Superman tried to find his place on this new Earth and slowly started to see that it was heading in a similar direction to his old Earth, due to the rise of the godlike Gog and his herald, Magog. Gog was ultimately defeated, and Superman was sent home by Starman, where he lived for over one thousand years, long enough to see his younger self fly through the skies as a member of the Legion of Super-Heroes.
The Superman of the 853rd Century (Kal Kent)
Created by Grant Morrison & Val Semeiks (JLA #23)
Kal Kent is a distant descendant of Superman, and is the Superman of the year 85,270 AD, who journeyed back in time along with his team, Justice Legion A, to invite the JLA of 1998 to join them in the future for contests and games as part of a big celebration. While in the present day, he helped stop a prison riot and let slip that while it was the first meeting for Superman, they had actually already met from Kal’s perspective and battled the Chronovore.
Justice Legion A found themselves stranded in the present day after Solaris The Tyrant Sun launched an attack from across time.

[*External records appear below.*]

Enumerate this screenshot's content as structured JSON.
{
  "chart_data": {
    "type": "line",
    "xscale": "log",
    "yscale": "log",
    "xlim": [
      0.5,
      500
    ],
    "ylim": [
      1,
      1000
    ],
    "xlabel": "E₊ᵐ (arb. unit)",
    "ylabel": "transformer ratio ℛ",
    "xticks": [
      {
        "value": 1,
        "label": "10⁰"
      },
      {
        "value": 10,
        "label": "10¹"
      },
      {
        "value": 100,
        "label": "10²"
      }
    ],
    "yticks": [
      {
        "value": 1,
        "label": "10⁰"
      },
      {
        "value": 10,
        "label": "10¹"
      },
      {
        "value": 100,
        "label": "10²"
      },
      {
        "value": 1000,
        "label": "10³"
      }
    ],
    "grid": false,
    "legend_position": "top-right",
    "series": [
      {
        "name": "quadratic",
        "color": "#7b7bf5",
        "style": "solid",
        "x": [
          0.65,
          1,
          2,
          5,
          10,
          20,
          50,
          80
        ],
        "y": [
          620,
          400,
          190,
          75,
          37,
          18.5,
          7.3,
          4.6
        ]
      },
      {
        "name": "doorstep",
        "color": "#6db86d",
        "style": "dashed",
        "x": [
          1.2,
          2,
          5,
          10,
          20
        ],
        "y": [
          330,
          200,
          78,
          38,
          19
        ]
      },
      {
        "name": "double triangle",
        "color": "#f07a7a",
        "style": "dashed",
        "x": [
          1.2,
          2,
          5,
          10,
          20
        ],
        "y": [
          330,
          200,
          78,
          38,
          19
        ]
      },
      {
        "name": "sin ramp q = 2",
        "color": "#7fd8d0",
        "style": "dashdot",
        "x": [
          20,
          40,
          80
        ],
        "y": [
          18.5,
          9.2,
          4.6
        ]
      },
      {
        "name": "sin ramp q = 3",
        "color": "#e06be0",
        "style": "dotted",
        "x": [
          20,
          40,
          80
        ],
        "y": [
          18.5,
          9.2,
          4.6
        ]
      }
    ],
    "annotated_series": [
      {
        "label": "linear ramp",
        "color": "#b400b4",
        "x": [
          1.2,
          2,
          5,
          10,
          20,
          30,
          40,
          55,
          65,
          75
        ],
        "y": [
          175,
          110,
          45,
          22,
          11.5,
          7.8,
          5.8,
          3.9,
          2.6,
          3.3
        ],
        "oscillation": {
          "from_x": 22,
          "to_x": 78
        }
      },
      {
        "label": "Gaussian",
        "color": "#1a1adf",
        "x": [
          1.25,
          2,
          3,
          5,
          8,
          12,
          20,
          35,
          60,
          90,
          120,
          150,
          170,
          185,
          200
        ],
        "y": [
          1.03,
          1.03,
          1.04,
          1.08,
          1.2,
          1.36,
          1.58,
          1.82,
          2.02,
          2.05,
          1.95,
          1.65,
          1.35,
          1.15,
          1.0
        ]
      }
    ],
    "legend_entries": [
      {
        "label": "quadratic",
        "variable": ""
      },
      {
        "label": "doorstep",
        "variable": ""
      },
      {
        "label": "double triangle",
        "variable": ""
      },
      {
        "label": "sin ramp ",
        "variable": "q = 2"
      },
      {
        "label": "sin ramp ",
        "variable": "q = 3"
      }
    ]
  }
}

In the end, the Justice Legion had to create Solaris in order to defeat Solaris, and the traitorous Starman sacrificed his life in the effort.
At some point in the future, Kal Kent and the Superman Squad brought the original Superman back in time to see his father one last time before he died. They disguised themselves as farmhands and took the younger Superman’s place battling the Chronovore, stopping the beast from devouring three minutes of his life in which his father suffered a fatal heart attack.
Following this adventure, Kal Kent introduced Superman to the leader of the Superman Squad — actually Superman himself from Kal’s time period — who presented Superman with an indestructible flower from New Krypton to place at his father’s grave.